En visitant les travaux, l’inspecteur de l’arrondissement Renaud Allard s’étonne de voir 16 chauffe-eau, 16 panneaux électriques et 16 sonnettes, alors que l’immeuble doit compter huit logements. « Ça devenait un 16 logements », résume-t-il. Or, cette transformation était interdite par les règlements de zonage.

Une fois les travaux terminés en 2018, l’inspecteur constate que les correctifs n’ont pas été effectués. « Il y avait 16 numéros de porte », résume-t-il.

Clore le dossier sans correctifs apportés

L’arrondissement émet un constat d’infraction pour non-conformité, lequel est contesté par les propriétaires. En novembre 2021, la cour municipale a donné raison à l’arrondissement.

Entre alors en jeu Sadek Lazzouzi, devenu récemment patron des inspections de l’arrondissement. Au procès, Renaud Allard raconte que l’accusé lui a demandé en janvier 2022 de « fermer » le dossier du 2735 Bourbonnière, même si les correctifs n’avaient pas été effectués à la suite du jugement.

« Il jugeait que la charge de travail d’inspection [dans l’arrondissement] était importante. Il n’y avait pas d’aspect sécuritaire », a témoigné M. Allard.

Selon son expérience, il faut que les irrégularités soient corrigées pour clore un dossier.

J’avais un malaise. Je jugeais [qu’il n’y] avait pas lieu de fermer le dossier.

Renaud Allard, inspecteur de l’arrondissement Mercier–Hochelaga-Maisonneuve au moment des faits

Néanmoins, il a obtempéré et a fermé le dossier.

Selon des actes notariés consultés par La Presse, Tinel Timu a acheté l’immeuble pour 420 000 $ en 2015 et l’a revendu pour 2,5 millions de dollars en août 2021.

« Faut que je donne le feu vert pour qu’il parle à quelqu’un »

L’UPAC n’a pas lésiné sur les moyens d’enquête. Mis en filature, l’accusé a été vu à la résidence de Tinel Timu en février 2022. Ce dernier a aussi communiqué avec l’accusé à deux reprises, admettent les parties.

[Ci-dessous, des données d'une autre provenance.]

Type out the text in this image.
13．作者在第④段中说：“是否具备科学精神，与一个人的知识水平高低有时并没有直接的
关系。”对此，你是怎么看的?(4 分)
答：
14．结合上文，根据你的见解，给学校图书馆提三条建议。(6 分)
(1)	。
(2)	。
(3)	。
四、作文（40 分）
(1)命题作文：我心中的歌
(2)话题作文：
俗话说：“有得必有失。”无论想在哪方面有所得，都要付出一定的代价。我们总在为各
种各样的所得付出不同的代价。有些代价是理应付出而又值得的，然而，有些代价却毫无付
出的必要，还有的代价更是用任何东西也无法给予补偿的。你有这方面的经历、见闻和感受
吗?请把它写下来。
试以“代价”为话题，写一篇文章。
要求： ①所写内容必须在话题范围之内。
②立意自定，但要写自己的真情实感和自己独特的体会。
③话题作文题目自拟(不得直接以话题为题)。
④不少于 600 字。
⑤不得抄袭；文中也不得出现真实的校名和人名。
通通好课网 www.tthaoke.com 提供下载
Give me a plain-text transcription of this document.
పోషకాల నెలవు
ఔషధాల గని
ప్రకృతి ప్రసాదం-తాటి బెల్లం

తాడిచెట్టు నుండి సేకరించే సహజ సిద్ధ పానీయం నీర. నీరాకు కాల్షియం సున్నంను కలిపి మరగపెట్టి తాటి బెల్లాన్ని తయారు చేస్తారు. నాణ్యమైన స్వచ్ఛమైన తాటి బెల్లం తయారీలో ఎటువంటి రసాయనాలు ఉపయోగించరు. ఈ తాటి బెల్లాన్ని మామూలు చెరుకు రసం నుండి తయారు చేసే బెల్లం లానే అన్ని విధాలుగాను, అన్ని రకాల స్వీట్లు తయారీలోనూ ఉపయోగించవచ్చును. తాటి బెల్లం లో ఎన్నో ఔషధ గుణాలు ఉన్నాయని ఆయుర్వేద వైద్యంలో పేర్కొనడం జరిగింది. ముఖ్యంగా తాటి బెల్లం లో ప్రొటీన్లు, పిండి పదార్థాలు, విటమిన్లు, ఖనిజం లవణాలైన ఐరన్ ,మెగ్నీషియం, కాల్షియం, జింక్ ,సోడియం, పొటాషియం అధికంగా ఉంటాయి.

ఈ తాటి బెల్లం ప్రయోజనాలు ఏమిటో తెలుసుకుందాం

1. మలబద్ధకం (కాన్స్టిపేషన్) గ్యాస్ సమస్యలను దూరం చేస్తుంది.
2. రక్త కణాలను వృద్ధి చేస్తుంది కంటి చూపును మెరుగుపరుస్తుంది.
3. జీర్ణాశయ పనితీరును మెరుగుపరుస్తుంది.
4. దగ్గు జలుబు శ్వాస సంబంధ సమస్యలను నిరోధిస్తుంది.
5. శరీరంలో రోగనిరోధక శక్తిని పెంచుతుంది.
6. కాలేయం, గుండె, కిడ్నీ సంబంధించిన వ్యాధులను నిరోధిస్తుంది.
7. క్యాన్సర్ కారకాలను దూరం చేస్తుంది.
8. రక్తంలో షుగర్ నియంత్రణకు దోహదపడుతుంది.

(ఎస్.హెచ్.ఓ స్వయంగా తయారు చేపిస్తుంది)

Un agent d’infiltration s’est fait passer pour un fonctionnaire corrompu pour approcher Tinel Timu en décembre 2021. Il portait alors un dispositif d’écoute discret. L’agent d’infiltration avait visiblement gagné la confiance de Tinel Timu, puisque ce dernier lui a dit que le dossier « Bourbonnière » était « sous contrôle ».

On est passés à la cour. On a perdu, lui, il va effacer le dossier.

Tinel Timu, promoteur immobilier

Le promoteur immobilier a dépeint Sadek Lazzouzi comme étant « [s]on gars ». Il invitait alors l’agent d’infiltration à passer voir son complice à son bureau. « Sadek, il est comme ça, il faut que je lui donne le feu vert pour qu’il parle à quelqu’un », disait Tinel Timu.

« Après ça, vous parlez ensemble de tous les dossiers que vous voulez. Arrangez-vous comme vous voulez. Lui, il t’en donne, toi, tu lui en donnes », expliquait Tinel Timu.

En février 2022, l’agent d’infiltration rencontre Sadek Lazzouzi dans un stationnement du Jardin botanique et lui demande ce qu’il peut faire pour un constat de 12 500 $ pour une démolition.

« Sadek lui mentionne que la meilleure chose à faire est de le consulter ou lui dire à l’avance. Lorsque c’est rendu trop gros, ça ne passe pas inaperçu », selon les admissions.

L’accusé est arrêté quelques minutes plus tard.

Le procès se poursuit ce mardi devant le juge Salvatore Mascia. MSarah-Audrey Daigneault représente le ministère public, alors que MRené Verret défend l’accusé.

Une troisième coaccusée, Elena Cristina Abrudan, qui travaillait avec Tinel Timu, a déjà plaidé coupable à un chef d’acte de corruption. En 2021, elle a insisté pour remettre une enveloppe d’argent à un inspecteur de la Ville qui avait relevé plusieurs pépins pendant des travaux sur un édifice de M. Timu. Quand l’inspecteur a découvert 1000 $ dans l’enveloppe, il a tout de suite informé son supérieur. C’est ce qui a lancé l’enquête de l’UPAC.